Generally, the common law In Duplum will have bearing on credit agreements predating 1 June 2007 and all non-National Credit Act matters.

Section 103(5) will apply to post 1 June 2007 matters governed by the National Credit Act.

Section 103(5) is not the same as the common law In Duplum rule even though there are similarities between the common law and statutory rules – the latter incorporates only interest to calculate the maximum extent to which interest may be recovered by a creditor.

Section 103(5) takes all the amounts referred to in section 101(1)(b) to (g) into account in order to calculate the maximum amount that may be recovered by the credit provider from a consumer that has defaulted.

o Section 101(1)(b) to (g), refers to the following: (b) an initiation fee; (c) a service fee; (d) interest; (e) cost of any credit insurance; (f ) default administration charges; (e) collection costs.

o The sum of these amounts after the consumer has defaulted, whether they are paid or unpaid, may only be 100% of the outstanding amount as at default.

o Where the consumer repays an amount, but does not completely cover the total amount due within the original contract term, the credit provider cannot charge fees, costs, charges and interest up to the maximum amount repayable as was the case with the common law In Duplum.

Important differences between the common law In Duplum and Section 103(5) of the NCA:

Under the common law rule, arrear and unpaid interest must first reach the equivalent
sum of the outstanding capital amount ,before the accumulation of interest comes to an end.

Under the provisions of Section 103(5), paid and unpaid fees, costs, charges and interest as referred to in section 101(1)(b) to (g) may not accumulate to more than the amount of the outstanding principal debt under that credit agreement at the time of default.

In terms of the common law rule, payments by the debtor reduces the interest that has accumulated up to the maximum allowable amount, causing the amount owed by the debtor in respect of interest to be less than the maximum allowable amount. Creditors were therefore entitled to charge interest anew, until the maximum repayable amount was reached again.

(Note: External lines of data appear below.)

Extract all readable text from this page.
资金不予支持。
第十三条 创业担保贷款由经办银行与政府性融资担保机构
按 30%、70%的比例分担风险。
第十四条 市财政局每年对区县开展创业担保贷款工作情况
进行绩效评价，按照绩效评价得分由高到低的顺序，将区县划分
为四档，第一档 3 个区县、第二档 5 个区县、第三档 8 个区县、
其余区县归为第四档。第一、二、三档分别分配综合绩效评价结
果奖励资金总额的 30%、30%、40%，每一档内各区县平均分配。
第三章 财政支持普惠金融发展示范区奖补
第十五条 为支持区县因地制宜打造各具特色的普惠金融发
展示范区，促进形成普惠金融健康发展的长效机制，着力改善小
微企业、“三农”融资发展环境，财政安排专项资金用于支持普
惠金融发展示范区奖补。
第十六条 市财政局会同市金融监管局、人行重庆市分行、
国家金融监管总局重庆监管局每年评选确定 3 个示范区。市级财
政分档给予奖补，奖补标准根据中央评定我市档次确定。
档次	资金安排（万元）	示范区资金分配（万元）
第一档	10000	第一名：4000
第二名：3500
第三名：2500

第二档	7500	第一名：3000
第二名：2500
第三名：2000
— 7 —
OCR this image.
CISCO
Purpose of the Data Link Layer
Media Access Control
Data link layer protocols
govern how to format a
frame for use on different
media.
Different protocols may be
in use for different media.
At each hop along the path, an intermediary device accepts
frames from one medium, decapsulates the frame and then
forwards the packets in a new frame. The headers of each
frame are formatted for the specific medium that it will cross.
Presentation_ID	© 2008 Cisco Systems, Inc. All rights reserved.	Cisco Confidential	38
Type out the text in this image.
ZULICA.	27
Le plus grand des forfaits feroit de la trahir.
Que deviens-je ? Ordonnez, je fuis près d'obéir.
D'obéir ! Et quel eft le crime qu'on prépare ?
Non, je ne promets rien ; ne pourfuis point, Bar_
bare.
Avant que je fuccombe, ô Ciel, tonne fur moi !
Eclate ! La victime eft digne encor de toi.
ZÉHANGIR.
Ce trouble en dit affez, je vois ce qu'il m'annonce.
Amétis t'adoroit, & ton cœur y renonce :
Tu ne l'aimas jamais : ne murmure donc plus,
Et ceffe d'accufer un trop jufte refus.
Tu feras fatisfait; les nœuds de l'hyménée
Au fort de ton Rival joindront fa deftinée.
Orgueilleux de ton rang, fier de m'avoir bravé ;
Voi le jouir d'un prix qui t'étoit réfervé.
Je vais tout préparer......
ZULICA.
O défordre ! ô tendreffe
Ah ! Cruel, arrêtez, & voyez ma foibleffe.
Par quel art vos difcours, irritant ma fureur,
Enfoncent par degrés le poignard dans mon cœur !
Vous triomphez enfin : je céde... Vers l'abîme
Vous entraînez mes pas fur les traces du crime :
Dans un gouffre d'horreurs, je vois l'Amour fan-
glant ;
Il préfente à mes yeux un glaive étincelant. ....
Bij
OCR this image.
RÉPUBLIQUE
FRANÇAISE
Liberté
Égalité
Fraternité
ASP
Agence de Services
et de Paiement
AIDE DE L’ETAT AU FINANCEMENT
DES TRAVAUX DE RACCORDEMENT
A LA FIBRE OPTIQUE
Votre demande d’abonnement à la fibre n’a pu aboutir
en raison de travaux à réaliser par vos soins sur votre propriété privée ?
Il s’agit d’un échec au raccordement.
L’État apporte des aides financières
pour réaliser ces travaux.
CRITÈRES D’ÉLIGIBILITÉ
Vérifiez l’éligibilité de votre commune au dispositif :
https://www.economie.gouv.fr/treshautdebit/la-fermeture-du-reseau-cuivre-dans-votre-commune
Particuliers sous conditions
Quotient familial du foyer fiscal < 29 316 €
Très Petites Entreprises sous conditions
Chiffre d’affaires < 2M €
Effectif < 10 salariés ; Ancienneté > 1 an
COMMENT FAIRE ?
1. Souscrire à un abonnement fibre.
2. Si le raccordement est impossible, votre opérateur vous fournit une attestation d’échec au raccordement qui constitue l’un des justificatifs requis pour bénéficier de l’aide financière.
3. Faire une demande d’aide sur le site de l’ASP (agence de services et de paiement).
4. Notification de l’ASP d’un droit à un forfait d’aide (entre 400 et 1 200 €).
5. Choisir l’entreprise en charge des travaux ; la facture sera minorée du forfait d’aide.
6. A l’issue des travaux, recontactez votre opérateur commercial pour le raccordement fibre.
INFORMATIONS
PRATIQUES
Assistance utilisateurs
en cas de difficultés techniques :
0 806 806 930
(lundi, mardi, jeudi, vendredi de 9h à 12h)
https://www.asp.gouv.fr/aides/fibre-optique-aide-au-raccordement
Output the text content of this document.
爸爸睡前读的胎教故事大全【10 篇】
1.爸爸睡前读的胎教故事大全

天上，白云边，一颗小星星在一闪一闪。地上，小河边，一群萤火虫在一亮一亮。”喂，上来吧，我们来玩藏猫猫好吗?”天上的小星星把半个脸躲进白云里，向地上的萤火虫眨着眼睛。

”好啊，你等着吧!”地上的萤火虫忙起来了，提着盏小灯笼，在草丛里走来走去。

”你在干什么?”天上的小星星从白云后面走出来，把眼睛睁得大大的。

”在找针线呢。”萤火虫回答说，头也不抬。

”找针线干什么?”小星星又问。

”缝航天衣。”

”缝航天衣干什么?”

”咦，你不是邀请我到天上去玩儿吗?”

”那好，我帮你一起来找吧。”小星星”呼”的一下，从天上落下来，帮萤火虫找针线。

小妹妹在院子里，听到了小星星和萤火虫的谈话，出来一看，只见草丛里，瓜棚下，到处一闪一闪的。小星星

The three main differences between common law In Duplum and Section 103 (5) are:

1. All costs of credit referred to in Section 101(1)(b) to (g) are included under the amounts that have limited accrual where the common law In Duplum only allowed for unpaid and arrear interest to accrue to the amount of the principal debt that was outstanding at time of default.

2. Section 103(5) does not allow for the credit provider to charge costs, fees or interest, where the consumer makes payment and reduces the maximum allowable amount that may be recovered, whilst the consumer is in default. This means that the credit provider may not charge interest, fees, costs and charges until the consumer has completely rectified the default.

Under the common law In Duplum the credit provider could charge interest as soon as the consumer paid an amount that decreased the maximum repayable amount.

3. Section 103(5) includes paid and unpaid amounts whilst the common law rule only includes unpaid amounts to make up the recoverable amount.

In terms of the common law rule, the amount repayable by a consumer that has defaulted on an agreement is the outstanding amount as at time of default plus interest equal to the amount of the outstanding amount at time of default.

The Supreme Court of Appeal decided that the amounts stated in section 101(1)(b) to (g) that make up the amount that must equal the outstanding principal debt at time of default, include paid and unpaid amounts.